In the Cloud Director UI, you may encounter an issue where IP Spaces display a "Critical" general status. When this occurs, you are unable to perform modifications, such as changing or adding new IP ranges to the affected IP Space.
NSX-T
This issue is caused by a configuration conflict. A static route is being advertised from NSX-T that uses the same CIDR as the IP Space configured in Cloud Director. This results in overlapping IP addresses, which Cloud Director identifies as a critical error, locking the configuration.
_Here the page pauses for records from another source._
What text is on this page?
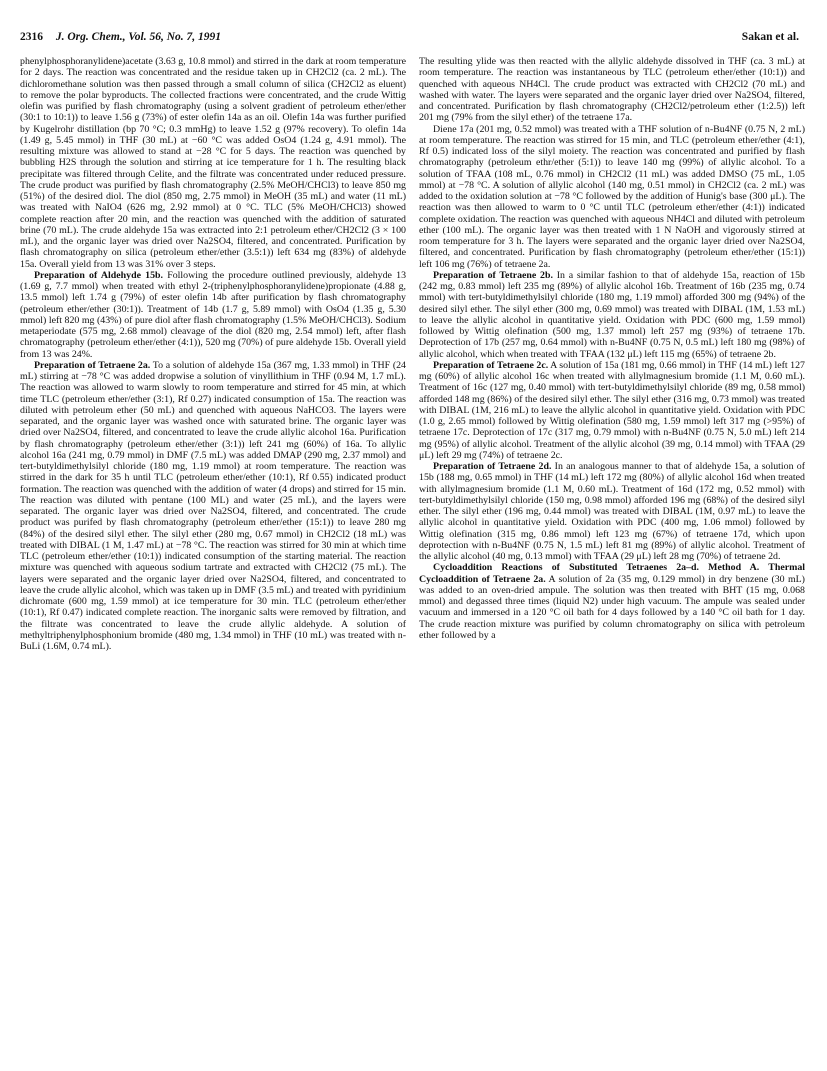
2316 J. Org. Chem., Vol. 56, No. 7, 1991	Sakan et al.

phenylphosphoranylidene)acetate (3.63 g, 10.8 mmol) and stirred in the dark at room temperature for 2 days. The reaction was concentrated and the residue taken up in CH2Cl2 (ca. 2 mL). The dichloromethane solution was then passed through a small column of silica (CH2Cl2 as eluent) to remove the polar byproducts. The collected fractions were concentrated, and the crude Wittig olefin was purified by flash chromatography (using a solvent gradient of petroleum ether/ether (30:1 to 10:1)) to leave 1.56 g (73%) of ester olefin 14a as an oil. Olefin 14a was further purified by Kugelrohr distillation (bp 70 °C; 0.3 mmHg) to leave 1.52 g (97% recovery). To olefin 14a (1.49 g, 5.45 mmol) in THF (30 mL) at −60 °C was added OsO4 (1.24 g, 4.91 mmol). The resulting mixture was allowed to stand at −28 °C for 5 days. The reaction was quenched by bubbling H2S through the solution and stirring at ice temperature for 1 h. The resulting black precipitate was filtered through Celite, and the filtrate was concentrated under reduced pressure. The crude product was purified by flash chromatography (2.5% MeOH/CHCl3) to leave 850 mg (51%) of the desired diol. The diol (850 mg, 2.75 mmol) in MeOH (35 mL) and water (11 mL) was treated with NaIO4 (626 mg, 2.92 mmol) at 0 °C. TLC (5% MeOH/CHCl3) showed complete reaction after 20 min, and the reaction was quenched with the addition of saturated brine (70 mL). The crude aldehyde 15a was extracted into 2:1 petroleum ether/CH2Cl2 (3 × 100 mL), and the organic layer was dried over Na2SO4, filtered, and concentrated. Purification by flash chromatography on silica (petroleum ether/ether (3.5:1)) left 634 mg (83%) of aldehyde 15a. Overall yield from 13 was 31% over 3 steps.

Preparation of Aldehyde 15b. Following the procedure outlined previously, aldehyde 13 (1.69 g, 7.7 mmol) when treated with ethyl 2-(triphenylphosphoranylidene)propionate (4.88 g, 13.5 mmol) left 1.74 g (79%) of ester olefin 14b after purification by flash chromatography (petroleum ether/ether (30:1)). Treatment of 14b (1.7 g, 5.89 mmol) with OsO4 (1.35 g, 5.30 mmol) left 820 mg (43%) of pure diol after flash chromatography (1.5% MeOH/CHCl3). Sodium metaperiodate (575 mg, 2.68 mmol) cleavage of the diol (820 mg, 2.54 mmol) left, after flash chromatography (petroleum ether/ether (4:1)), 520 mg (70%) of pure aldehyde 15b. Overall yield from 13 was 24%.

Preparation of Tetraene 2a. To a solution of aldehyde 15a (367 mg, 1.33 mmol) in THF (24 mL) stirring at −78 °C was added dropwise a solution of vinyllithium in THF (0.94 M, 1.7 mL). The reaction was allowed to warm slowly to room temperature and stirred for 45 min, at which time TLC (petroleum ether/ether (3:1), Rf 0.27) indicated consumption of 15a. The reaction was diluted with petroleum ether (50 mL) and quenched with aqueous NaHCO3. The layers were separated, and the organic layer was washed once with saturated brine. The organic layer was dried over Na2SO4, filtered, and concentrated to leave the crude allylic alcohol 16a. Purification by flash chromatography (petroleum ether/ether (3:1)) left 241 mg (60%) of 16a. To allylic alcohol 16a (241 mg, 0.79 mmol) in DMF (7.5 mL) was added DMAP (290 mg, 2.37 mmol) and tert-butyldimethylsilyl chloride (180 mg, 1.19 mmol) at room temperature. The reaction was stirred in the dark for 35 h until TLC (petroleum ether/ether (10:1), Rf 0.55) indicated product formation. The reaction was quenched with the addition of water (4 drops) and stirred for 15 min. The reaction was diluted with pentane (100 ML) and water (25 mL), and the layers were separated. The organic layer was dried over Na2SO4, filtered, and concentrated. The crude product was purifed by flash chromatography (petroleum ether/ether (15:1)) to leave 280 mg (84%) of the desired silyl ether. The silyl ether (280 mg, 0.67 mmol) in CH2Cl2 (18 mL) was treated with DIBAL (1 M, 1.47 mL) at −78 °C. The reaction was stirred for 30 min at which time TLC (petroleum ether/ether (10:1)) indicated consumption of the starting material. The reaction mixture was quenched with aqueous sodium tartrate and extracted with CH2Cl2 (75 mL). The layers were separated and the organic layer dried over Na2SO4, filtered, and concentrated to leave the crude allylic alcohol, which was taken up in DMF (3.5 mL) and treated with pyridinium dichromate (600 mg, 1.59 mmol) at ice temperature for 30 min. TLC (petroleum ether/ether (10:1), Rf 0.47) indicated complete reaction. The inorganic salts were removed by filtration, and the filtrate was concentrated to leave the crude allylic aldehyde. A solution of methyltriphenylphosphonium bromide (480 mg, 1.34 mmol) in THF (10 mL) was treated with n-BuLi (1.6M, 0.74 mL).

The resulting ylide was then reacted with the allylic aldehyde dissolved in THF (ca. 3 mL) at room temperature. The reaction was instantaneous by TLC (petroleum ether/ether (10:1)) and quenched with aqueous NH4Cl. The crude product was extracted with CH2Cl2 (70 mL) and washed with water. The layers were separated and the organic layer dried over Na2SO4, filtered, and concentrated. Purification by flash chromatography (CH2Cl2/petroleum ether (1:2.5)) left 201 mg (79% from the silyl ether) of the tetraene 17a.

Diene 17a (201 mg, 0.52 mmol) was treated with a THF solution of n-Bu4NF (0.75 N, 2 mL) at room temperature. The reaction was stirred for 15 min, and TLC (petroleum ether/ether (4:1), Rf 0.5) indicated loss of the silyl moiety. The reaction was concentrated and purified by flash chromatography (petroleum ethr/ether (5:1)) to leave 140 mg (99%) of allylic alcohol. To a solution of TFAA (108 mL, 0.76 mmol) in CH2Cl2 (11 mL) was added DMSO (75 mL, 1.05 mmol) at −78 °C. A solution of allylic alcohol (140 mg, 0.51 mmol) in CH2Cl2 (ca. 2 mL) was added to the oxidation solution at −78 °C followed by the addition of Hunig's base (300 μL). The reaction was then allowed to warm to 0 °C until TLC (petroleum ether/ether (4:1)) indicated complete oxidation. The reaction was quenched with aqueous NH4Cl and diluted with petroleum ether (100 mL). The organic layer was then treated with 1 N NaOH and vigorously stirred at room temperature for 3 h. The layers were separated and the organic layer dried over Na2SO4, filtered, and concentrated. Purification by flash chromatography (petroleum ether/ether (15:1)) left 106 mg (76%) of tetraene 2a.

Preparation of Tetraene 2b. In a similar fashion to that of aldehyde 15a, reaction of 15b (242 mg, 0.83 mmol) left 235 mg (89%) of allylic alcohol 16b. Treatment of 16b (235 mg, 0.74 mmol) with tert-butyldimethylsilyl chloride (180 mg, 1.19 mmol) afforded 300 mg (94%) of the desired silyl ether. The silyl ether (300 mg, 0.69 mmol) was treated with DIBAL (1M, 1.53 mL) to leave the allylic alcohol in quantitative yield. Oxidation with PDC (600 mg, 1.59 mmol) followed by Wittig olefination (500 mg, 1.37 mmol) left 257 mg (93%) of tetraene 17b. Deprotection of 17b (257 mg, 0.64 mmol) with n-Bu4NF (0.75 N, 0.5 mL) left 180 mg (98%) of allylic alcohol, which when treated with TFAA (132 μL) left 115 mg (65%) of tetraene 2b.

Preparation of Tetraene 2c. A solution of 15a (181 mg, 0.66 mmol) in THF (14 mL) left 127 mg (60%) of allylic alcohol 16c when treated with allylmagnesium bromide (1.1 M, 0.60 mL). Treatment of 16c (127 mg, 0.40 mmol) with tert-butyldimethylsilyl chloride (89 mg, 0.58 mmol) afforded 148 mg (86%) of the desired silyl ether. The silyl ether (316 mg, 0.73 mmol) was treated with DIBAL (1M, 216 mL) to leave the allylic alcohol in quantitative yield. Oxidation with PDC (1.0 g, 2.65 mmol) followed by Wittig olefination (580 mg, 1.59 mmol) left 317 mg (>95%) of tetraene 17c. Deprotection of 17c (317 mg, 0.79 mmol) with n-Bu4NF (0.75 N, 5.0 mL) left 214 mg (95%) of allylic alcohol. Treatment of the allylic alcohol (39 mg, 0.14 mmol) with TFAA (29 μL) left 29 mg (74%) of tetraene 2c.

Preparation of Tetraene 2d. In an analogous manner to that of aldehyde 15a, a solution of 15b (188 mg, 0.65 mmol) in THF (14 mL) left 172 mg (80%) of allylic alcohol 16d when treated with allylmagnesium bromide (1.1 M, 0.60 mL). Treatment of 16d (172 mg, 0.52 mmol) with tert-butyldimethylsilyl chloride (150 mg, 0.98 mmol) afforded 196 mg (68%) of the desired silyl ether. The silyl ether (196 mg, 0.44 mmol) was treated with DIBAL (1M, 0.97 mL) to leave the allylic alcohol in quantitative yield. Oxidation with PDC (400 mg, 1.06 mmol) followed by Wittig olefination (315 mg, 0.86 mmol) left 123 mg (67%) of tetraene 17d, which upon deprotection with n-Bu4NF (0.75 N, 1.5 mL) left 81 mg (89%) of allylic alcohol. Treatment of the allylic alcohol (40 mg, 0.13 mmol) with TFAA (29 μL) left 28 mg (70%) of tetraene 2d.

Cycloaddition Reactions of Substituted Tetraenes 2a–d. Method A. Thermal Cycloaddition of Tetraene 2a. A solution of 2a (35 mg, 0.129 mmol) in dry benzene (30 mL) was added to an oven-dried ampule. The solution was then treated with BHT (15 mg, 0.068 mmol) and degassed three times (liquid N2) under high vacuum. The ampule was sealed under vacuum and immersed in a 120 °C oil bath for 4 days followed by a 140 °C oil bath for 1 day. The crude reaction mixture was purified by column chromatography on silica with petroleum ether followed by a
To resolve this conflict, you must temporarily disable route advertisement in NSX-T to "unlock" the configuration in Cloud Director, make your intended change, and then re-enable route advertisement.
Log in to the NSX-T UI and navigate to the T1 gateway backing the Cloud Director Edge Gateway.
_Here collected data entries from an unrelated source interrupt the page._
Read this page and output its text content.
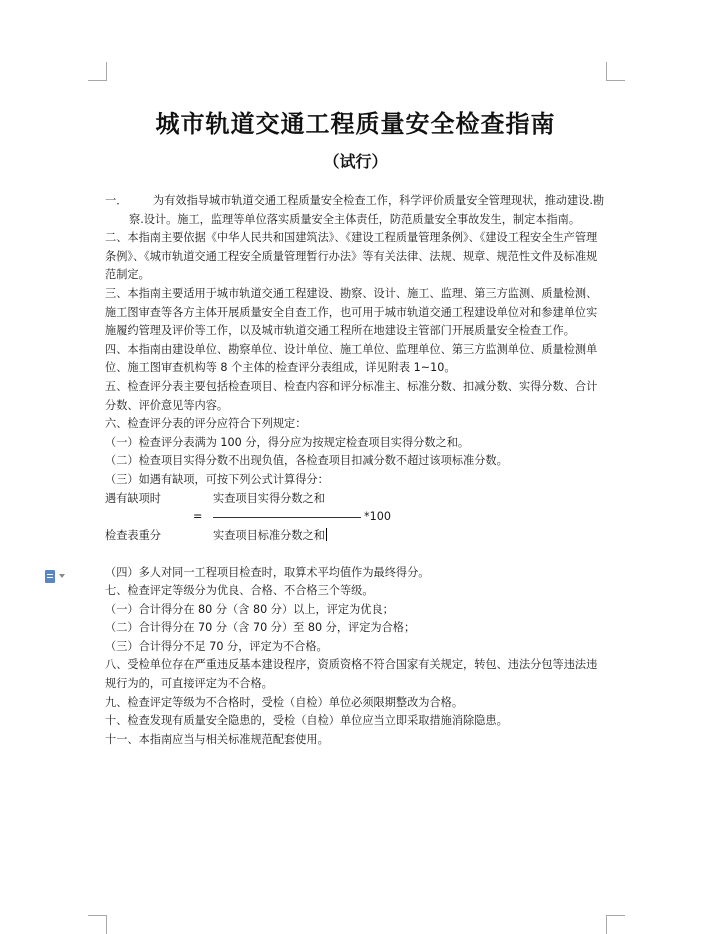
城市轨道交通工程质量安全检查指南
（试行）

一． 为有效指导城市轨道交通工程质量安全检查工作，科学评价质量安全管理现状，推动建设.勘察.设计。施工，监理等单位落实质量安全主体责任，防范质量安全事故发生，制定本指南。

二、本指南主要依据《中华人民共和国建筑法》、《建设工程质量管理条例》、《建设工程安全生产管理条例》、《城市轨道交通工程安全质量管理暂行办法》等有关法律、法规、规章、规范性文件及标准规范制定。

三、本指南主要适用于城市轨道交通工程建设、勘察、设计、施工、监理、第三方监测、质量检测、施工图审查等各方主体开展质量安全自查工作，也可用于城市轨道交通工程建设单位对和参建单位实施履约管理及评价等工作，以及城市轨道交通工程所在地建设主管部门开展质量安全检查工作。

四、本指南由建设单位、勘察单位、设计单位、施工单位、监理单位、第三方监测单位、质量检测单位、施工图审查机构等 8 个主体的检查评分表组成，详见附表 1~10。

五、检查评分表主要包括检查项目、检查内容和评分标准主、标准分数、扣减分数、实得分数、合计分数、评价意见等内容。

六、检查评分表的评分应符合下列规定：

（一）检查评分表满为 100 分，得分应为按规定检查项目实得分数之和。

（二）检查项目实得分数不出现负值，各检查项目扣减分数不超过该项标准分数。

（三）如遇有缺项，可按下列公式计算得分：

遇有缺项时	实查项目实得分数之和
=	*100
检查表重分	实查项目标准分数之和

（四）多人对同一工程项目检查时，取算术平均值作为最终得分。

七、检查评定等级分为优良、合格、不合格三个等级。

（一）合计得分在 80 分（含 80 分）以上，评定为优良；

（二）合计得分在 70 分（含 70 分）至 80 分，评定为合格；

（三）合计得分不足 70 分，评定为不合格。

八、受检单位存在严重违反基本建设程序，资质资格不符合国家有关规定，转包、违法分包等违法违规行为的，可直接评定为不合格。

九、检查评定等级为不合格时，受检（自检）单位必须限期整改为合格。

十、检查发现有质量安全隐患的，受检（自检）单位应当立即采取措施消除隐患。

十一、本指南应当与相关标准规范配套使用。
Go to the Route Advertisement settings for the T1 gateway.
Temporarily disable advertisement for static routes. You can typically do this in one of two ways:
Disable the All Static Routes toggle.
Alternatively, go to Set Route Advertisement Rules, Edit the relevant rule, and uncheck Static Routes.
Log in to the Cloud Director UI.
Navigate to Edge Gateways and select the affected edge. Refresh the webpage.
Verify that route advertisement for the conflicting network has been removed. You can check this in two locations within the edge gateway's settings:
Routing > Route Advertisement: The conflicting subnet should no longer appear under Advertised Subnet.
Routing > Static Routes: The Route Advertised column for the static route should now show a value of Inactive.
With the advertisement disabled, perform the action that was previously blocked (e.g., change the provider gateway for the edge, or modify the IP Space ranges).
Return to the NSX-T UI.
Re-enable the route advertisement settings that you disabled in step 3.
Return to the Cloud Director UI and refresh the edge gateway page.
Verify that route advertisement for the network is visible again in Cloud Director and that the IP Space status returns to "Normal".